The Lower FF Threshold Range for BAT Analyses of FF and Volume
Both the global and local analyses showed that changes occurred across the entire baseline FF range (30–100%), with the greatest apparent FF decrease when using a 34–100% FF range. The largest FF decrease we observed (i.e., 3.5%) is in the range of values reported in literature (19, 21, 23), but also much smaller (22) and larger decreases (25) have been reported. This could be due to the use of different thresholds, but also differences in the cooling protocols can play an important role (54, 55). Raising the lower threshold above 34% decreases the extent of FF differences upon cold exposure, as we excluded voxels that fell below the threshold in both the thermoneutral and post-cooling scan in order to avoid partial volume artifacts and to enable volumetric analysis. For example, when a lower FF threshold of 70% is used, voxels below 70% FF are excluded in both the thermoneutral and post-cooling ROIs. Hence, regions in the post-cooling ROIs that shifted from high thermoneutral FFs (>70%) to FFs below 70% upon cold exposure are excluded, but are still present in the thermoneutral ROIs. These lower FF regions can, therefore, not contribute to the reduction of FFGlob in the post-cooling ROIs. A recent report where the use of FF thresholds were also explored showed an opposite effect, as a larger effect on FF was shown using a 50% threshold compared to a 40% threshold. In their approach, FF thresholds were only applied to the thermoneutral ROIs (25), which could have enabled measuring larger FF differences with increasing lower thresholds because voxels in the post-cooling scans were not excluded. This indicates that care should be taken before excluding low-lipid areas from the analysis.
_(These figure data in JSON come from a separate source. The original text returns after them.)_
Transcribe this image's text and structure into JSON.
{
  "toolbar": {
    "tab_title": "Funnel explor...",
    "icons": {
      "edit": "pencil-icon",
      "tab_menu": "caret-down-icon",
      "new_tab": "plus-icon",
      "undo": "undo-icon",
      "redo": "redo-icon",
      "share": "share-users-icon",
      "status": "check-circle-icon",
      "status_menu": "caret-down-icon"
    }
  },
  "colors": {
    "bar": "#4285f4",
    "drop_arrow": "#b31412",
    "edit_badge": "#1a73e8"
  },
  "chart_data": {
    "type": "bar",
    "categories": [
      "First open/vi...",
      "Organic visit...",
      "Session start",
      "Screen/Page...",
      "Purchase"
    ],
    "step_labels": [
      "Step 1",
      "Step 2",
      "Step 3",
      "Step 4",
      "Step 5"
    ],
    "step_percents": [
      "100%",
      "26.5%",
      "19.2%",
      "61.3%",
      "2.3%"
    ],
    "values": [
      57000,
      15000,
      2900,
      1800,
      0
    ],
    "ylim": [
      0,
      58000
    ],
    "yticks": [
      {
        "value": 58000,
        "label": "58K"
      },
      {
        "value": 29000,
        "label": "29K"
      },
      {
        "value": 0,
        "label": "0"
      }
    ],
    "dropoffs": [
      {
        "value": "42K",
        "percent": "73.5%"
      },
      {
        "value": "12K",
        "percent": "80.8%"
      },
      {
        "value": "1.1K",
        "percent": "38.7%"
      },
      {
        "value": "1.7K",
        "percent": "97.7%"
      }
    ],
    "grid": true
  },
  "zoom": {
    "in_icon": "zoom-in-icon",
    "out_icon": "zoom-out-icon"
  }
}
The total estimated BAT volume showed an opposite trend compared to FF, where increasing the lower FF threshold enlarged the differences. This is expected, as most prominent volume reductions take place above a FF of about 70%.
On the Heterogeneity of Human Supraclavicular Adipose Tissue
In this work, we expanded the idea of supraclavicular adipose tissue heterogeneity by visualizing its structure, its complex distribution of lipids and described the variations in the lipid content (increased and decreased in the same depot) after cold exposure. These data strongly suggest that BAT acutely modulates lipid influx and combustion divergently, here exemplified by the supraclavicular areas that gained lipids after thermogenic activation by cold exposure, which was also shown in a recent study (25). This example goes against expectations of BAT only decreasing its lipid content, an idea so broadly accepted that the loss of lipids during cooling has been used as a condition sine qua non for the identification of BAT (23). The guiding factors behind the cold-induced lipid gain in some BAT areas are unclear. We speculate that an increase in lipids is also possible due to de novo lipogenesis taking place after glucose uptake (56).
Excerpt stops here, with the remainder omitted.